Tony Bennett, who made the Great American Songbook all his own and released more than 70 albums during his remarkable 70-year-career in music, has died at the age of 96 at his home in New York. A cause of death has not been revealed, although Bennett was diagnosed with Alzheimer’s disease in 2016.
“Tony left us today but he was still singing the other day at his piano and his last song was ‘Because of You,’ his first No. 1 hit,” the artist’s family wrote on Twitter this morning (July 21). “Tony, because of you we have your songs in our heart forever.”
Born on Aug. 3, 1926 as Anthony Dominick Benedetto in the Long Island City neighborhood of Queens, Bennett always knew he wanted to be a singer. After a stint in the Army during World War II, his career officially began in the 1950s when he signed with Columbia Records and released “Because of You” in 1951.
As his profile rose, Bennett became known for his spin on songs such as “The Way You Look Tonight,” “Body and Soul,” and his signature 1962 hit “(I Left My Heart) In San Francisco,” which peaked at No. 19 on the Billboard Hot 100. Frank Sinatra once called Bennett “the best singer in the business.”
With rock’n’roll all the rage, Bennett struggled to find an audience from the mid ’60s into the late ’70s, when it was suggested he record more contemporary material to fit in with the times. He also dealt with drug and financial issues, but his career got back on track in 1979 with the help of his sons Danny and Dae, who became his managers and shrewdly helped introduce him to younger listeners via regular appearances on Late Night With David Letterman and holiday season performances from 1993-2009 on that show’s successor, Late Night With Conan O’Brien.

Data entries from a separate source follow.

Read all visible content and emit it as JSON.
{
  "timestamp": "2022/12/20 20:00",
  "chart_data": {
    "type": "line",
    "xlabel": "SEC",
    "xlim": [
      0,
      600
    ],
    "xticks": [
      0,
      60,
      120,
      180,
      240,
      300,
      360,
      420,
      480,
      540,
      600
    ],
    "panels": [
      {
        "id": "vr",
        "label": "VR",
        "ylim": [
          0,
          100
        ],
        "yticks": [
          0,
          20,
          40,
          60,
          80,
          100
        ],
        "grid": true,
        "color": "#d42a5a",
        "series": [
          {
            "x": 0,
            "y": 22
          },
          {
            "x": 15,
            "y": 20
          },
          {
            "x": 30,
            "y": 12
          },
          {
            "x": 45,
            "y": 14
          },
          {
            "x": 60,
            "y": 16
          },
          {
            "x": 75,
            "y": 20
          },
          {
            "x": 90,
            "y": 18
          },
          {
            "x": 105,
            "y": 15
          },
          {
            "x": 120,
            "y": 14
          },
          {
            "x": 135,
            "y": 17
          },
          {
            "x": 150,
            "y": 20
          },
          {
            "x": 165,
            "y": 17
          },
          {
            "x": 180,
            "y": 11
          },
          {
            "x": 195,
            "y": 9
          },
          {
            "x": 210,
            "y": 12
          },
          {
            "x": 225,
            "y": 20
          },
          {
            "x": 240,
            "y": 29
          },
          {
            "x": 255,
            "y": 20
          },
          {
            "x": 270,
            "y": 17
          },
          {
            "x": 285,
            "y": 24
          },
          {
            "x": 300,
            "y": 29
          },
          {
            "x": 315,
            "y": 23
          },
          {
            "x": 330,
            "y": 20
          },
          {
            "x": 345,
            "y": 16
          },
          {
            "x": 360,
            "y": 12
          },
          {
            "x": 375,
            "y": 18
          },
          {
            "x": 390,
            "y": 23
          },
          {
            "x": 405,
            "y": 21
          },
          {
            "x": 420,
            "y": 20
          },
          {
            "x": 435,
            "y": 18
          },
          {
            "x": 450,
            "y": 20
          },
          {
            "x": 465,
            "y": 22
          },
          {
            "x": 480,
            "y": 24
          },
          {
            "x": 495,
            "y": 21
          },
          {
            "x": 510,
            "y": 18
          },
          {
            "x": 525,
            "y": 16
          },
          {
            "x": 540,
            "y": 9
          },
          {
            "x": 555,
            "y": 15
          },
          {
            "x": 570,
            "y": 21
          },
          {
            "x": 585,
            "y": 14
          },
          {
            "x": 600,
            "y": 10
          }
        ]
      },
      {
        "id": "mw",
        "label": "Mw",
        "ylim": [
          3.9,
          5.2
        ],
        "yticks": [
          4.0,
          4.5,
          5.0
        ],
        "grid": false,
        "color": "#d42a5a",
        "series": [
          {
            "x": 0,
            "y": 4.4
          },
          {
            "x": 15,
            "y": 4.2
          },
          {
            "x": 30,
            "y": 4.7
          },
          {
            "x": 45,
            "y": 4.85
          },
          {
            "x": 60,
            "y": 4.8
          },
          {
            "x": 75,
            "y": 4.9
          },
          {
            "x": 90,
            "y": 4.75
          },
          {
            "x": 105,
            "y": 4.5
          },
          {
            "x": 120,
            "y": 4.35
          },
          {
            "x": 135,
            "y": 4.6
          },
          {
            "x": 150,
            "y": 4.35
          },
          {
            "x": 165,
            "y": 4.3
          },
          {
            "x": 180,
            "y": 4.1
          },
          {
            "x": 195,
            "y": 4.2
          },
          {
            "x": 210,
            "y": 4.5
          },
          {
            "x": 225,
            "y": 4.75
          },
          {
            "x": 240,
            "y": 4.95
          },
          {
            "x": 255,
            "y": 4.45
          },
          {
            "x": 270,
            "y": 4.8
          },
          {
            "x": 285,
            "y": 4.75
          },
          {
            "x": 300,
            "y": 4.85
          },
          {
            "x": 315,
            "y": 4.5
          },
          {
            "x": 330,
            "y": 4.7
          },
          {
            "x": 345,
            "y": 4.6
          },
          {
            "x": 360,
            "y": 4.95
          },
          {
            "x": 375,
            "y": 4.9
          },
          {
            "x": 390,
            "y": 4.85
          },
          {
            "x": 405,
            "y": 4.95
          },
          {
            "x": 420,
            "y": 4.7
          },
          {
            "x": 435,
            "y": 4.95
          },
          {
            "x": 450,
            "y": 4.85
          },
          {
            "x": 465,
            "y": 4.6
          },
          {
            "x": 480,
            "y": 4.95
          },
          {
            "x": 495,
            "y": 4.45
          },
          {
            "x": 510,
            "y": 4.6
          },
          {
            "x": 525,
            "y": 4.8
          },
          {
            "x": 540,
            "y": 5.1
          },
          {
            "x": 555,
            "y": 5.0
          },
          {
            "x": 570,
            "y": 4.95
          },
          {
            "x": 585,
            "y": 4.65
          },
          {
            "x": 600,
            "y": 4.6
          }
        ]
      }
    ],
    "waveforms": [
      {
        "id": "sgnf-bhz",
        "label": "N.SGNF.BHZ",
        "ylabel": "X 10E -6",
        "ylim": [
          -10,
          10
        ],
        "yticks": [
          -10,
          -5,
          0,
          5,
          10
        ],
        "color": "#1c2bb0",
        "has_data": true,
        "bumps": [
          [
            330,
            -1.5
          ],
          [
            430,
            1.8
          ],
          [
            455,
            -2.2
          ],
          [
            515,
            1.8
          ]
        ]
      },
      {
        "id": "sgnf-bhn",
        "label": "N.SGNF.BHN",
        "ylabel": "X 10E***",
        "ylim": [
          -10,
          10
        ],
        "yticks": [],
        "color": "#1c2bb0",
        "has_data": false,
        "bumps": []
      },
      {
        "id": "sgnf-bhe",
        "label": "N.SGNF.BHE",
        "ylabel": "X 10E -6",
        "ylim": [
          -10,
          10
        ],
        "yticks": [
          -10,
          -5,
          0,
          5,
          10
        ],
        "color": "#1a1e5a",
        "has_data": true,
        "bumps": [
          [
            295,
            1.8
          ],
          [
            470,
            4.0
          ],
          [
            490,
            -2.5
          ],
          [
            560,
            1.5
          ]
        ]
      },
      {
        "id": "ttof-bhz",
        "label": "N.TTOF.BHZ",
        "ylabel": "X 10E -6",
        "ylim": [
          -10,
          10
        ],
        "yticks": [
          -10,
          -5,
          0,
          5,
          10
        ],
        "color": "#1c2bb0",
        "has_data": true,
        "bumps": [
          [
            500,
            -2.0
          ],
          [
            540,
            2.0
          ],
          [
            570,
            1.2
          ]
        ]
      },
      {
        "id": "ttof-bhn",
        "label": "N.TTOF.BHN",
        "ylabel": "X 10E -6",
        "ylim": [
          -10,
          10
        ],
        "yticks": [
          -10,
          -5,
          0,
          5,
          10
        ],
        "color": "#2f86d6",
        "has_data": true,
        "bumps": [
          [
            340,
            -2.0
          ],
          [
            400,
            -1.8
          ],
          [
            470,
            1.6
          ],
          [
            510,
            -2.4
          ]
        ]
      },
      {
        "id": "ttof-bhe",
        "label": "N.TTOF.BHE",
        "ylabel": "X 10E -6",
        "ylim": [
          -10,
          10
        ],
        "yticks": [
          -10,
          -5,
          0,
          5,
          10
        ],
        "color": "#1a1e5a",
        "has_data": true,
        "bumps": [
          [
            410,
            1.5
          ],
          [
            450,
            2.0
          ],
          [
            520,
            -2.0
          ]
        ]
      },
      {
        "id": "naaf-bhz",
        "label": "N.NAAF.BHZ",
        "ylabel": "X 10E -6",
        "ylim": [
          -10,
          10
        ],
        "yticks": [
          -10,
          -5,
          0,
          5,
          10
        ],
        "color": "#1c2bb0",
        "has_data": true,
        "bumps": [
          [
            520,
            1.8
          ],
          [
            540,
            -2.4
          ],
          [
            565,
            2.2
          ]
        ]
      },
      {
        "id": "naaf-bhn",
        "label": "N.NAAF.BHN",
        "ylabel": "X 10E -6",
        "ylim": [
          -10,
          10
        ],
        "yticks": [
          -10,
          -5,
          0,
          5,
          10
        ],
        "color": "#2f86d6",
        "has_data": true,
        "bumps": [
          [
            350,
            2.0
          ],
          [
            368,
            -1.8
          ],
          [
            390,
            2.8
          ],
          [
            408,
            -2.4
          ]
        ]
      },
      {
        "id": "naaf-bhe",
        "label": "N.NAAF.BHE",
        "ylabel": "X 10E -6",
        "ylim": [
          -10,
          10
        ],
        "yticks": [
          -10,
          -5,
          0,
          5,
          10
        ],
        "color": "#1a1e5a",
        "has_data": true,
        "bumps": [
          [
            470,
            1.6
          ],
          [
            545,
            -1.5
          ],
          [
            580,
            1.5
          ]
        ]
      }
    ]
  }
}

Without abandoning his formal stage attire or elegant songbook, Bennett saw his career renaissance reach improbable new heights at age 67 when a recording of his iconic 1994 MTV Unplugged taping won the Album of the Year Grammy. Bennett went on to collaborate with John Mayer, K.D. Lang, Sting, and Amy Winehouse, but his most fruitful late-career musical partner was Lady Gaga.
In 2014, the then-88-year-old Bennett became the oldest living performer to land a No. 1 album on the Billboard 200 in tandem with Gaga on the standard collection Cheek to Cheek, breaking his own prior record for 2011’s Duets II. In 2021, the singers released a follow-up, Love for Sale. Bennett’s final public performance was with Gaga in August 2021 at New York’s Radio City Music Hall.
During his illustrious career, Bennett sold an estimated 60 million records and won 20 Grammys. His albums charted in every decade from the 1950s through the 2020s.
Outside of music, Bennett was known for his humanitarian efforts. He participated in Dr. Martin Luther King’s voting rights march from Selma to Montgomery in 1965, and was a vocal supporter the Civil Rights Movement. He also co-founded the Frank Sinatra School for the Arts in New York City and his paintings are featured in the Smithsonian Museum’s permanent collection.
Bennett is survived by his third wife, Susan; four children; and nine grandchildren.